Long Kiss Goodnight
I believe there are only two kinds of film reviewers.
There are those who fixate angrily on what they perceive as mistakes or flaws in a movie, such as plot inconsistencies, plausibility problems, dodgy special effects and minor technical gaffes. These reviewers are known the world over as nerds.
And there are other reviewers – I call this bunch the critics – who try to rise above such superficial trivia in order to grasp the soul and energy of a movie, the gamble that it takes by mixing diverse elements in an intriguing way.
I suspect that The Long Kiss Goodnight is a film for critics, not nerds. It is also for anyone who can appreciate an exciting, hilarious, sometimes outrageous piece of action cinema.
Ingeniously devised by writer Shane Black (later the director of Kiss Kiss Bang Bang ) and director Renny Harlin as a vehicle for the superb Geena Davis, it tweaks the usual genre formula by casting a woman in the central role.
It is a big deal when women have identity crises in action movies (such as Jamie Lee Curtis did in Blue Steel , another great film that displeased nerds). Samantha (Davis) leads a cosy, settled life as a schoolteacher with amnesia until, one fateful day, traces of her old life catch up with her, and memories come flooding back.

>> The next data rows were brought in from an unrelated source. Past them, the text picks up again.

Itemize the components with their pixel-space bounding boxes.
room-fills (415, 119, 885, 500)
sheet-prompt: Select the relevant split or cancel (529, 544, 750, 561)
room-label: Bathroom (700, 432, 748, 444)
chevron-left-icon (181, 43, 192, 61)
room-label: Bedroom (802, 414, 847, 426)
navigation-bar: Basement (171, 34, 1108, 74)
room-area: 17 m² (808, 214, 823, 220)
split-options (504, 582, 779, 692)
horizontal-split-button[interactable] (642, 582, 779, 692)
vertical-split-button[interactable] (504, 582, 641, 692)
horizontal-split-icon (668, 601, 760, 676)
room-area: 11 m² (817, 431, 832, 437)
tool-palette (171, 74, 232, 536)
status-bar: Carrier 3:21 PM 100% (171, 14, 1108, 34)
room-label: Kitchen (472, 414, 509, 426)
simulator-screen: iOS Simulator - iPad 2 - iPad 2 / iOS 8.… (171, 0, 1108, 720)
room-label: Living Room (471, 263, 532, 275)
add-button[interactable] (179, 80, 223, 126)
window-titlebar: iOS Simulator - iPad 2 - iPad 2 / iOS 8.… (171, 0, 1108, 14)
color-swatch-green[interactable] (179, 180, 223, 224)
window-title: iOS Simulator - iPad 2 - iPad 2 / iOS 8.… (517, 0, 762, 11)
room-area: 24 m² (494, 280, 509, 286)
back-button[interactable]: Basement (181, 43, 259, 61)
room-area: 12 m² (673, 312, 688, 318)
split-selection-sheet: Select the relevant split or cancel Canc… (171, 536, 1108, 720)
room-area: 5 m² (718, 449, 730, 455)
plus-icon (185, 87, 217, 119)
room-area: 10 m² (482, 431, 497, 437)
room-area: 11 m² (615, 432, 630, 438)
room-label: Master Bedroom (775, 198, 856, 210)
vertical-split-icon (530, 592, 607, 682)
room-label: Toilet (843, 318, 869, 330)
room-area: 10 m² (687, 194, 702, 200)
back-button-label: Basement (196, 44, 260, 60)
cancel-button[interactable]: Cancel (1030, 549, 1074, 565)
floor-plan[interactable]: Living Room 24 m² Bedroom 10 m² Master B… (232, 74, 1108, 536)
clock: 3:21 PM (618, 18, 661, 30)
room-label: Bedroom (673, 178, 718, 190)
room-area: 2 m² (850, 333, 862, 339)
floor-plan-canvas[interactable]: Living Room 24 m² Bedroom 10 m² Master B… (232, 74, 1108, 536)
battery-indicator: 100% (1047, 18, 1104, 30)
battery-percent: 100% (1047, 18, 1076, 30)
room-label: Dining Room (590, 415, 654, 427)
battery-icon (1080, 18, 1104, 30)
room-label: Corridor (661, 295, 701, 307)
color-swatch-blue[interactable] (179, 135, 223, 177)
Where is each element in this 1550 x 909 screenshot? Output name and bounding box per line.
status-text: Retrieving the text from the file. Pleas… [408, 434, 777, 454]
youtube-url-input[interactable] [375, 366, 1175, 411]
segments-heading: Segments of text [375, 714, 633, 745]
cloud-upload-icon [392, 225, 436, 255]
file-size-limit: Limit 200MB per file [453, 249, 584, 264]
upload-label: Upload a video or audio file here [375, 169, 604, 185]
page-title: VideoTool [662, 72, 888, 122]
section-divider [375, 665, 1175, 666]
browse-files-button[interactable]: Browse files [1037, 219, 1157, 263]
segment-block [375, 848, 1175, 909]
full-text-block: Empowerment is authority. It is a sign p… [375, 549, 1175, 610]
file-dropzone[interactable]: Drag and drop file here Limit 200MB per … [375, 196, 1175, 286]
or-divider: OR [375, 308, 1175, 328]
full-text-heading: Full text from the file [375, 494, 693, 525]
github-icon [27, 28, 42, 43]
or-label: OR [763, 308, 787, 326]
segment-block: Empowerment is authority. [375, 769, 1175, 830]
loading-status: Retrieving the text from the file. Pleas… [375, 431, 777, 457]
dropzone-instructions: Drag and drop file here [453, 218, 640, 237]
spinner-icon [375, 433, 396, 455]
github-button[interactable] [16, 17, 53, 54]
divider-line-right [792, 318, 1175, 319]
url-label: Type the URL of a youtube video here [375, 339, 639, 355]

Samantha was once Charly, a strong, sexy, hard-as-nails professional assassin. And now it seems that everyone, on both sides of the law, is out to eradicate her. Once she recovers her fighting, shooting and knife-throwing skills, Samantha scarcely needs her bumbling, irritating sidekick Mitch – a comic foil role played to the hilt by Samuel L. Jackson.
Harlin (Cliffhanger, 1993) is a fine filmmaker who, like Rowdy Herrington, embraces the fanciful nature of such tall tale plots, and revels in the extravagant style necessary to make them work. Amid all the wild split-second coincidences and hair-raising clinches, however, Black's screenplay cannily plants every set-up that somehow leads to a later, satisfying pay-off.
Those looking for a rousing feminist fantasy may be disappointed by the slightly disapproving, moralistic line on Samantha's behaviour that Mitch consistently dishes out. But, finally, such themes and messages matter little.
This is the busiest, cleverest, kinkiest action film produced in America since Assassins (1995) or Mission: Impossible (1996). And nerds found a lot to complain about in those two movies, didn't they?